Le soldat Jean Beauvalot, originaire de Craywick, est hospitalisé au Sanatorium de Zuydcoote. Il a vu les soldats anglais attendre leur tour pour embarquer depuis les plages. "Je dois rendre honneur et hommage aux soldats du corps expéditionnaire anglais. Sur la plage de Malo, ils étaient alignés par groupes de 50 car il n’y avait que des petites barques. Les bateaux de transport se trouvaient en rade protégés par la marine de guerre".
"Quand ils étaient mitraillés, ils restaient toujours imperturbables et debout.

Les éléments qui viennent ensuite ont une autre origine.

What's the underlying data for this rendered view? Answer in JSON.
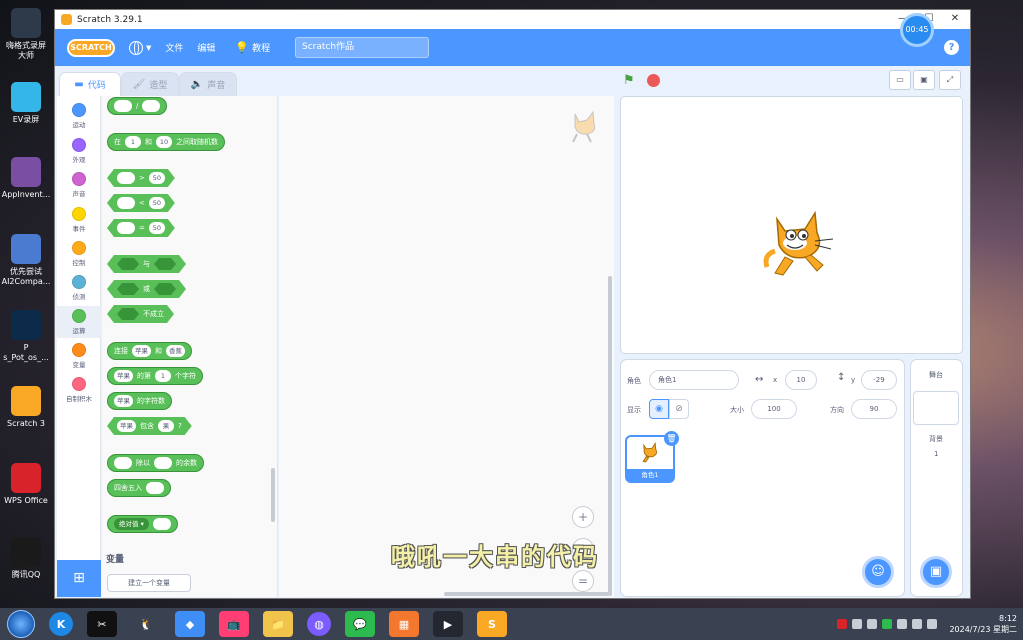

Rester debout sous un mitraillage aérien vous savez, c’est quelque chose".
Avant de monter à bord, parfois les soldats démontent les pneus des véhicules abandonnés pour récupérer les chambres à air et en faire des bouées de sauvetage. Car l’artillerie allemande, les mines magnétiques et la Luftwaffe continuent de faire des ravages parmi les navires.
La tragédie de La Bourrasque
Ce 30 mai, vers 15h, un contre-torpilleur quitte le quai Félix Faure. Il s’agit de La Bourrasque, navire de 105m construit à Dunkerque en 1923. A bord, plus de 800 hommes. Beaucoup sont des marins originaires de Dunkerque comme le quartier-maître Louis Spitaels. Il a reçu l’ordre d’embarquer et laisse donc sa femme et ses deux enfants à Rosendaël.

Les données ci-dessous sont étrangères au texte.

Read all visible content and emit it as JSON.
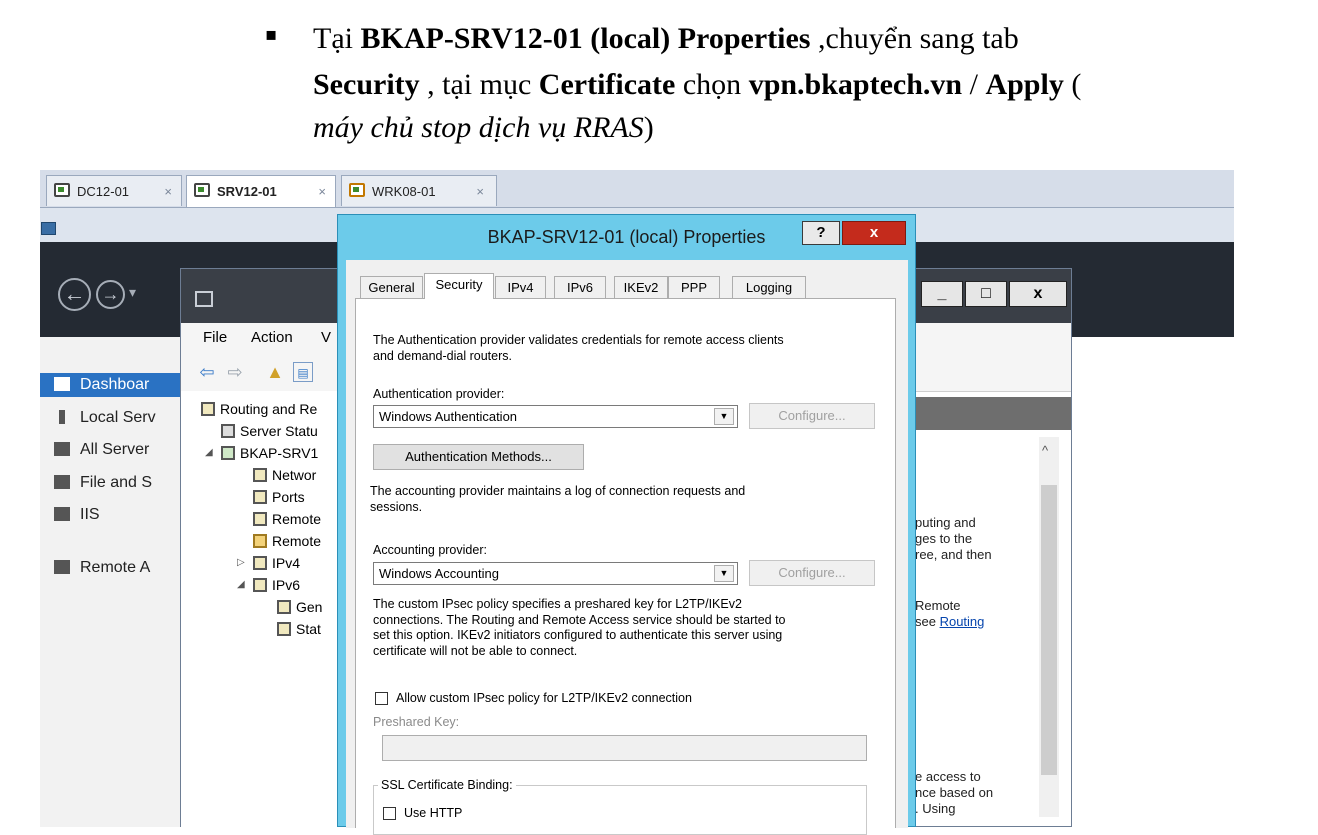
{
  "document": {
    "bullet": "▪",
    "line1": {
      "p1": "Tại ",
      "b1": "BKAP-SRV12-01 (local) Properties",
      "p2": " ,chuyển sang tab"
    },
    "line2": {
      "b1": "Security",
      "p1": " , tại mục ",
      "b2": "Certificate",
      "p2": " chọn ",
      "b3": "vpn.bkaptech.vn",
      "p3": " / ",
      "b4": "Apply",
      "p4": " ("
    },
    "line3": {
      "i1": "máy chủ stop dịch vụ RRAS",
      "p1": ")"
    }
  },
  "vm_tabs": [
    {
      "label": "DC12-01",
      "close": "×"
    },
    {
      "label": "SRV12-01",
      "close": "×"
    },
    {
      "label": "WRK08-01",
      "close": "×"
    }
  ],
  "server_manager": {
    "nav": {
      "back": "←",
      "forward": "→",
      "dropdown": "▾"
    },
    "sidebar": [
      {
        "label": "Dashboar"
      },
      {
        "label": "Local Serv"
      },
      {
        "label": "All Server"
      },
      {
        "label": "File and S"
      },
      {
        "label": "IIS"
      },
      {
        "label": "Remote A"
      }
    ]
  },
  "rras": {
    "window_buttons": {
      "minimize": "_",
      "maximize": "□",
      "close": "x"
    },
    "menu": [
      "File",
      "Action",
      "V"
    ],
    "tree": [
      {
        "label": "Routing and Re"
      },
      {
        "label": "Server Statu"
      },
      {
        "label": "BKAP-SRV1",
        "expander": "◢"
      },
      {
        "label": "Networ"
      },
      {
        "label": "Ports"
      },
      {
        "label": "Remote"
      },
      {
        "label": "Remote"
      },
      {
        "label": "IPv4",
        "expander": "▷"
      },
      {
        "label": "IPv6",
        "expander": "◢"
      },
      {
        "label": "Gen"
      },
      {
        "label": "Stat"
      }
    ],
    "right_pane": {
      "para1": [
        "puting and",
        "ges to the",
        "ree, and then"
      ],
      "para2": [
        "Remote"
      ],
      "para2_see": "see ",
      "para2_link": "Routing",
      "para3": [
        "e access to",
        "nce based on",
        ". Using"
      ],
      "scroll_up": "^"
    }
  },
  "dialog": {
    "title": "BKAP-SRV12-01 (local) Properties",
    "help": "?",
    "close": "x",
    "tabs": [
      "General",
      "Security",
      "IPv4",
      "IPv6",
      "IKEv2",
      "PPP",
      "Logging"
    ],
    "selected_tab": "Security",
    "auth_desc": [
      "The Authentication provider validates credentials for remote access clients",
      "and demand-dial routers."
    ],
    "auth_provider_label": "Authentication provider:",
    "auth_provider_value": "Windows Authentication",
    "configure_label": "Configure...",
    "auth_methods_button": "Authentication Methods...",
    "acct_desc": [
      "The accounting provider maintains a log of connection requests and",
      "sessions."
    ],
    "acct_provider_label": "Accounting provider:",
    "acct_provider_value": "Windows Accounting",
    "ipsec_desc": [
      "The custom IPsec policy specifies a preshared key for L2TP/IKEv2",
      "connections. The Routing and Remote Access service should be started to",
      "set this option. IKEv2 initiators configured to authenticate this server using",
      "certificate will not be able to connect."
    ],
    "allow_ipsec_label": "Allow custom IPsec policy for L2TP/IKEv2 connection",
    "allow_ipsec_checked": false,
    "preshared_key_label": "Preshared Key:",
    "preshared_key_value": "",
    "ssl_group_label": "SSL Certificate Binding:",
    "use_http_label": "Use HTTP",
    "use_http_checked": false,
    "dropdown_glyph": "▼"
  }
}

Dès la sortie du port, La Bourrasque est prise à partie par des avions allemands qui mitraillent et bombardent mais finissent par abandonner la poursuite. A 17h, le navire est au large des côtes belges. L’artillerie allemande qui y est déployée commence à le viser.
A ce moment-là, une violente explosion secoue La Bourrasque. Louis Spitaels témoigne. "Est-ce une mine, une bombe, une torpille ? Jamais je ne le sus. Je me précipite sur le pont qui est jonché de cadavres, les officiers interviennent pour maintenir l’ordre. Le bateau a été gravement touché. Déjà, il s’enfonce lentement dans les flots en oscillant sur tribord. Des soldats, pris de panique, se jettent à l’eau, sac au dos, ils coulent à pic. Des ordres fusent de toutes parts. Celui de se mettre des deux côté pour essayer de rétablir l’équilibre gravement menacé est donné en vain".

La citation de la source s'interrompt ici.